Пришлось Николаю немедленно вывести ребенка на улицу — где ему тут же и встретился знакомый китайский журналист.
Слово за слово, коллеги зацепились языками, и негодный Ляо Ван некстати вспомнил, что у него в холодильнике давно лежит бутылочка эрготоу Маленькая такая, литровая.
Зенькович было гордо отказался, но проклятый товарищ Ван сел на корточки перед Оленькой и спросил, не хочет ли она попробовать варенного в меду риса и посмотреть интересный китайский мультфильм?
Странный вопрос… Можно сказать, совершенно надуманный!
И вот теперь два партийных газетчика горестно рассуждали о делах государственных, хотя сам Лао Дзы прямо предупреждал: «Ноу тань гоу ши!»
— Э, товарищ… Это у нас тоже было! Называлось это — Культурная революция!
— Ага-ага, помню… Вместо статуй — будут урны Революции Культурной! (с).
— А что плохого в урнах, Николай?

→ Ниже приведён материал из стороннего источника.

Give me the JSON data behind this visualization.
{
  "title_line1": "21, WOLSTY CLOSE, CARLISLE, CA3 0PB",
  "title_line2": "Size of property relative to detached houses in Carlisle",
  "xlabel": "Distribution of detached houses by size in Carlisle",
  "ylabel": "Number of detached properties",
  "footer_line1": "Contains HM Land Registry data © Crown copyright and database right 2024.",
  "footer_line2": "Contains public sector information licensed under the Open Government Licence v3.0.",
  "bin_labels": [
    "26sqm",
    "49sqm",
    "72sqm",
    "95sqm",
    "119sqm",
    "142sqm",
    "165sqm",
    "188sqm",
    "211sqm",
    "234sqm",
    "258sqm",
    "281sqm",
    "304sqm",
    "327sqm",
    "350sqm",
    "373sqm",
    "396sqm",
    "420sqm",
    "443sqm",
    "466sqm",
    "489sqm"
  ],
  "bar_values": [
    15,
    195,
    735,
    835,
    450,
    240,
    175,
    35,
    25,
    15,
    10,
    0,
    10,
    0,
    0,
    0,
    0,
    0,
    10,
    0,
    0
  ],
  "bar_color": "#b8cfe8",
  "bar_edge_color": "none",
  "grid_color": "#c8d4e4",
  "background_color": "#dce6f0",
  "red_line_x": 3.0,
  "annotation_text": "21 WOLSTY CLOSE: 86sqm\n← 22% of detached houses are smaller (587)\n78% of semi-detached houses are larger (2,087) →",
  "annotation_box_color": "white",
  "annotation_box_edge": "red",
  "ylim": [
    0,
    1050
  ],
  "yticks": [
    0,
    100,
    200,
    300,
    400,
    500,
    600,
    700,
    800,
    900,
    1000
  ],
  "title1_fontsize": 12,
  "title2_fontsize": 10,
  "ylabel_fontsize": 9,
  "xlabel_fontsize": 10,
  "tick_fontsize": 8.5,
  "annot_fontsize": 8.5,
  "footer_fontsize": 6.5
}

Вы просто Вейпин не видели в пятидесятые! Грязь, мусор, мухи, сплошная антисанитария! А я лично понял, что всё меняется, когда мой дедушка, который всю жизнь рисовые пампушки продавал, вдруг надел белый передник и накрахмаленную белую шапочку…
— Нет, Ляо Ван, ты мне скажи — отчего вы на Союз бочки катить стали?
— Так как же нам этого не делать, если руководство Союза заняло позицию волюнтаризма и начало демонтировать завоевания социализма? А эта гнусная клевета на товарища Сталина? Нет, товарищ Николай, в некоторых вопросах мы непреклонны… Но мы отлично помним, кто нам помогал в нашей борьбе с япошками… В Ухане, в Хайджоу, в Нанкине стоят памятники советским лётчикам, погибшим в китайском небе. Скажи, был ли хоть один день, когда у этих памятников не лежали бы живые цветы?
— А Даманский?
— Дорогой товарищ Николай! По всем международным законам, если сопредельные государства разделяет река, то граница проходит по фарватеру — ты согласен?
— Ну, допустим…
— А вот на Хейлудзяне граница проходит по урезу воды, причём у нашего берега! Мы понимаем, что это требование Нанкинского трактата, который подписало правительство цинского Китая и императорская Россия… но справедливо ли это?
— А зачем на нас нападать-то было?
— Так ведь наши хунвейбины по льду шли, вооружённые только маленькими красными книжечками с цитатами Председателя Мао…
— Ага, маленькими группами, по два-три миллиона… Ладно, давай наливай. А то опять — слово за слово…
— А потом хуем по столу? — Китайский товарищ стал явно пьянеть. Азиат, обмен веществ у них не тот.
Слабы на спиртное.
— Оля, ты не слушай, это дядя Ван так шутит…
— За советско-китайскую дружбу! Ик.
— А Тяньаньмынь? — закусив рисовой пампушкой, продолжал шутить Зенькович.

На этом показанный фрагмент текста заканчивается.